For custom requests, specific protease addition in the menu list or for any other comment, please
email us.
TECHNOLOGY
The
O-GlcNAc Database relies on the non-relational database management system
MongoDB and is based on the
django web framework for rendering.
Backend processes were all developed using the
Python programming language (v3.7) and the
pymongo library for database server-client interactions.
GNU/Linux
Debian-based systems with
gunicorn (Python http) and
NginX (SSL/reverse proxy) were used for developement and production of the
O-GlcNAc Database.
The whole front-end HTML 5.0 code of the
O-GlcNAc Database was validated with no error nor warning using the
W3C markup validation service.
Please report to
admin@oglcnac.com if you find any bug or disfunction when browsing our content.

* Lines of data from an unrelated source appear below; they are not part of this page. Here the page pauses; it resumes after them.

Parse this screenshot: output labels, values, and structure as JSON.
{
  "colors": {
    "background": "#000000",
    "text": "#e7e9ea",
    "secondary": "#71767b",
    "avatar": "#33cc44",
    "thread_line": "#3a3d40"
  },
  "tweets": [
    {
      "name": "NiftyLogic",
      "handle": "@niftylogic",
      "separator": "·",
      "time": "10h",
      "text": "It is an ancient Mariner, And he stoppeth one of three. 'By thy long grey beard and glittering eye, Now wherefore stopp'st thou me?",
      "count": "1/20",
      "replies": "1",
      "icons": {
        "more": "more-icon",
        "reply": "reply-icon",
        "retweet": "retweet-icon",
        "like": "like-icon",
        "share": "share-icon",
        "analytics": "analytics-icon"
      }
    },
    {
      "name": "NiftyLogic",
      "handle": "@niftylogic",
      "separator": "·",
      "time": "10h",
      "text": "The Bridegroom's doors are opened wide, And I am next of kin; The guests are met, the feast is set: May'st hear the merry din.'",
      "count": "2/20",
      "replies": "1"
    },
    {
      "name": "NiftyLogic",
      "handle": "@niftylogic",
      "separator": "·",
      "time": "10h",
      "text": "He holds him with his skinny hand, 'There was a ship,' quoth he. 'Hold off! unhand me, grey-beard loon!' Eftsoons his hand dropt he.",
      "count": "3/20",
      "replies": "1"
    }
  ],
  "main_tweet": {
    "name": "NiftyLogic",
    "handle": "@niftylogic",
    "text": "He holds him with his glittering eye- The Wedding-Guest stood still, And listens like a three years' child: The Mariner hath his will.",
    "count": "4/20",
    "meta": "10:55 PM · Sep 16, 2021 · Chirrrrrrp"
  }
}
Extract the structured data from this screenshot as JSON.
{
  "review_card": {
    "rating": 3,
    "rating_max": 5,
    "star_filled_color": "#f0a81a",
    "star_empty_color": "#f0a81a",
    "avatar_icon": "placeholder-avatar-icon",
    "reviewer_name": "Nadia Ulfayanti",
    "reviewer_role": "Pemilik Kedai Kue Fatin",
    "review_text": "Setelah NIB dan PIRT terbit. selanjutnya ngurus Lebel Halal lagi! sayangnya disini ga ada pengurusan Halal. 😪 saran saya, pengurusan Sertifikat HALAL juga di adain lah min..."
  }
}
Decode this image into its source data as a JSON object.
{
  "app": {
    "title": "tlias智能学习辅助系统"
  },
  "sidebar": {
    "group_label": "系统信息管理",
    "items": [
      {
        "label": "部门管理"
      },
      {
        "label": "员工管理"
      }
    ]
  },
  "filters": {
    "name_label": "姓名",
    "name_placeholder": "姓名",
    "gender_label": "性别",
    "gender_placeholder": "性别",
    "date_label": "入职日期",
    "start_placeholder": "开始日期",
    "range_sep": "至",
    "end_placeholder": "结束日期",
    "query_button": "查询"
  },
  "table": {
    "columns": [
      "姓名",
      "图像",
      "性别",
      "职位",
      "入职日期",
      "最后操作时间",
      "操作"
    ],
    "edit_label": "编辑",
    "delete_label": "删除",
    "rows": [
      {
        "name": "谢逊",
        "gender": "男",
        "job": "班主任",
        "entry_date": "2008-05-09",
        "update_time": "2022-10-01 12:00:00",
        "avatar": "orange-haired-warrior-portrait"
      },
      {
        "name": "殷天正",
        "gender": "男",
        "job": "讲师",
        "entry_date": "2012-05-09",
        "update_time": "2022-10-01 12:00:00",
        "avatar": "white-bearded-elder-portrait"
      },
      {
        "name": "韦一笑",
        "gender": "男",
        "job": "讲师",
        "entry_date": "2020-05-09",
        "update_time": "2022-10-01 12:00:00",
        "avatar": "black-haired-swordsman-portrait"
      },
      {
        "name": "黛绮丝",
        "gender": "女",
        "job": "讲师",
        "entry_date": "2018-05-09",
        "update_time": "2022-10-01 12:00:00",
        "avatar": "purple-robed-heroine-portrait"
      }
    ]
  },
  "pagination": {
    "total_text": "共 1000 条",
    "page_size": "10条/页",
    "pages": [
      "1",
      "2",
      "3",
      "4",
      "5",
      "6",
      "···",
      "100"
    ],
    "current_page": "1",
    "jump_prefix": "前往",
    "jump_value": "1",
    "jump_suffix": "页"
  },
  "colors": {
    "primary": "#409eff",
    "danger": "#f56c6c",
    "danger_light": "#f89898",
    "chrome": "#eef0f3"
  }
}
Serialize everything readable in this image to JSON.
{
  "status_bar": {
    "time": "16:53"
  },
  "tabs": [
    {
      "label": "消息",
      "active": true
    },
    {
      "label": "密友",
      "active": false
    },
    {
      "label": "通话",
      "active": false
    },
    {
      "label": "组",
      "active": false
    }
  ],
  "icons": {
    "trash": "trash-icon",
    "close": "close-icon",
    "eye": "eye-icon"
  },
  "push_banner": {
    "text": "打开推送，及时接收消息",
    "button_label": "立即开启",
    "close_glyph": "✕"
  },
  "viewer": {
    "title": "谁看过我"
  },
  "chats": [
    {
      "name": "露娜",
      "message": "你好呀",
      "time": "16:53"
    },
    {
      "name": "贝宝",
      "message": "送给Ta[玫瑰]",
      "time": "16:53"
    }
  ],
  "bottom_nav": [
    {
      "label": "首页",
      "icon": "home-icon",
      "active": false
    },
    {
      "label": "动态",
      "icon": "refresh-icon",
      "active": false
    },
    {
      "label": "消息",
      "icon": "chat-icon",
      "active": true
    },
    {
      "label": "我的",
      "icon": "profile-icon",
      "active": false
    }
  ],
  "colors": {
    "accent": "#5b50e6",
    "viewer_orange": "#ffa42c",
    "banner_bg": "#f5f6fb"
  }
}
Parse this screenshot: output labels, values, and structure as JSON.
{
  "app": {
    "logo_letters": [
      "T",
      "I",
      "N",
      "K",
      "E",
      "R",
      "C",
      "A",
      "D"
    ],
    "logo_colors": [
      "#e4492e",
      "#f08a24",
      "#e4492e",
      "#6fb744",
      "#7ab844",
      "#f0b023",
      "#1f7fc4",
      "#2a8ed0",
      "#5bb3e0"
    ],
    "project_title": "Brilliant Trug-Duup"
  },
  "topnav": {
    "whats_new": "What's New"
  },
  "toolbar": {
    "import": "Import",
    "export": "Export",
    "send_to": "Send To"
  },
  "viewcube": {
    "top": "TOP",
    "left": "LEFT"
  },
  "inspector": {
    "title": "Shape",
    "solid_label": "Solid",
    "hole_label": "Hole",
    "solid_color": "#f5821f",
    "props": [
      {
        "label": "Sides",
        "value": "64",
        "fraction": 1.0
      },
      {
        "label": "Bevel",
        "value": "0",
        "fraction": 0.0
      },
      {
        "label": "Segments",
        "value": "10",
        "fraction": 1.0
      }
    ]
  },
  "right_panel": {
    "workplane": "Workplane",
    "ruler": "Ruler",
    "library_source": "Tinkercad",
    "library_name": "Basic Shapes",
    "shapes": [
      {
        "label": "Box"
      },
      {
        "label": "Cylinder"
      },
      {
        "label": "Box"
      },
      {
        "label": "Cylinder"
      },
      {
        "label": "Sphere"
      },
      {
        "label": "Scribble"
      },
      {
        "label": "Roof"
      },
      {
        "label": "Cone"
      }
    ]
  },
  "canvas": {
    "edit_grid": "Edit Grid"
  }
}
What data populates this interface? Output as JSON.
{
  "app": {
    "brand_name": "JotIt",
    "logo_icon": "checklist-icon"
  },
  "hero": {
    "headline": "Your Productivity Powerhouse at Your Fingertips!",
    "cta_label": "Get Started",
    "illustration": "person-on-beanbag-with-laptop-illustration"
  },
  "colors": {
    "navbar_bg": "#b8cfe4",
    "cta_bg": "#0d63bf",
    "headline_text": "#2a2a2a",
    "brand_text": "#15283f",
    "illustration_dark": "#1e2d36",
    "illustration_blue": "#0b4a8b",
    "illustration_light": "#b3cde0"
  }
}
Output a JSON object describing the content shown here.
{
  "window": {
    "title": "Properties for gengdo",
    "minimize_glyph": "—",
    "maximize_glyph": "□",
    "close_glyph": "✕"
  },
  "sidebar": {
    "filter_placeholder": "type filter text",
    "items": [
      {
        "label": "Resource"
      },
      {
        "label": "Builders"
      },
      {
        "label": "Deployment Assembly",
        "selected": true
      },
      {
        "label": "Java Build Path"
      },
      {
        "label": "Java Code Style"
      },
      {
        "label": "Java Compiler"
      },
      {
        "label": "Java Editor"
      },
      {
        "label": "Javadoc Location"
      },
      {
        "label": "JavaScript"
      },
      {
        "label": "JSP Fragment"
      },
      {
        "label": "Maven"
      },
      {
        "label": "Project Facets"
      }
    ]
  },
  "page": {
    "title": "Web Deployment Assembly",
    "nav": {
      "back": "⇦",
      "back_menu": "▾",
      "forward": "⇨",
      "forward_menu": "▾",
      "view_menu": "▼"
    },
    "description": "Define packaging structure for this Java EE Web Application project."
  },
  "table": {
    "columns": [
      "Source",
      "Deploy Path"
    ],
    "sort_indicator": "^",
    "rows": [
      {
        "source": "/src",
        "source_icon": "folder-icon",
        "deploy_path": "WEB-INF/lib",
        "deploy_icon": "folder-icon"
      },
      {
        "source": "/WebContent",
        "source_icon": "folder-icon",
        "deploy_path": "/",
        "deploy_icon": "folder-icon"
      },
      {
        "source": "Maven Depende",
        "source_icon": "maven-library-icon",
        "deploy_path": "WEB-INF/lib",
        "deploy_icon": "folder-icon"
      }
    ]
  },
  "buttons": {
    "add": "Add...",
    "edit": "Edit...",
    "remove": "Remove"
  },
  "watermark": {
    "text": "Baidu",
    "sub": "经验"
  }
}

CHANGE LOGS & COMPATIBILITY
Compatibily of the O-GlcNAc Database version 1.3 and known bugs
- Fully functional with desktop Chrome/Firefox (GNU/Linux, MacOS, Windows), Edge (Windows), Safari (MacOS), mobile Chrome (Android) and Safari (iOS)
- Graphical rendering may encounter issues on some web browsers (Opera, Safari) although the code fully complies with W3C rules and standards
- Graphical rendering not optimal on mobile platforms
Jan-31-23: The O-GlcNAc Database version 1.3 New!
- Implementation of NGL viewer for visualization of protein modification sites
- New display and information for the O-GlcNAc score in search results
- Cross-referencing GlyCosmos in search results
Apr-29-21: The O-GlcNAc Database version 1.2
- The Smart O-GlcNAc Database: Back-end routines for self-maintenance and semi-automatization of literature curation
- REST API Endpoint at https://oglcnac.mcw.edu/api/v1 (See documentation)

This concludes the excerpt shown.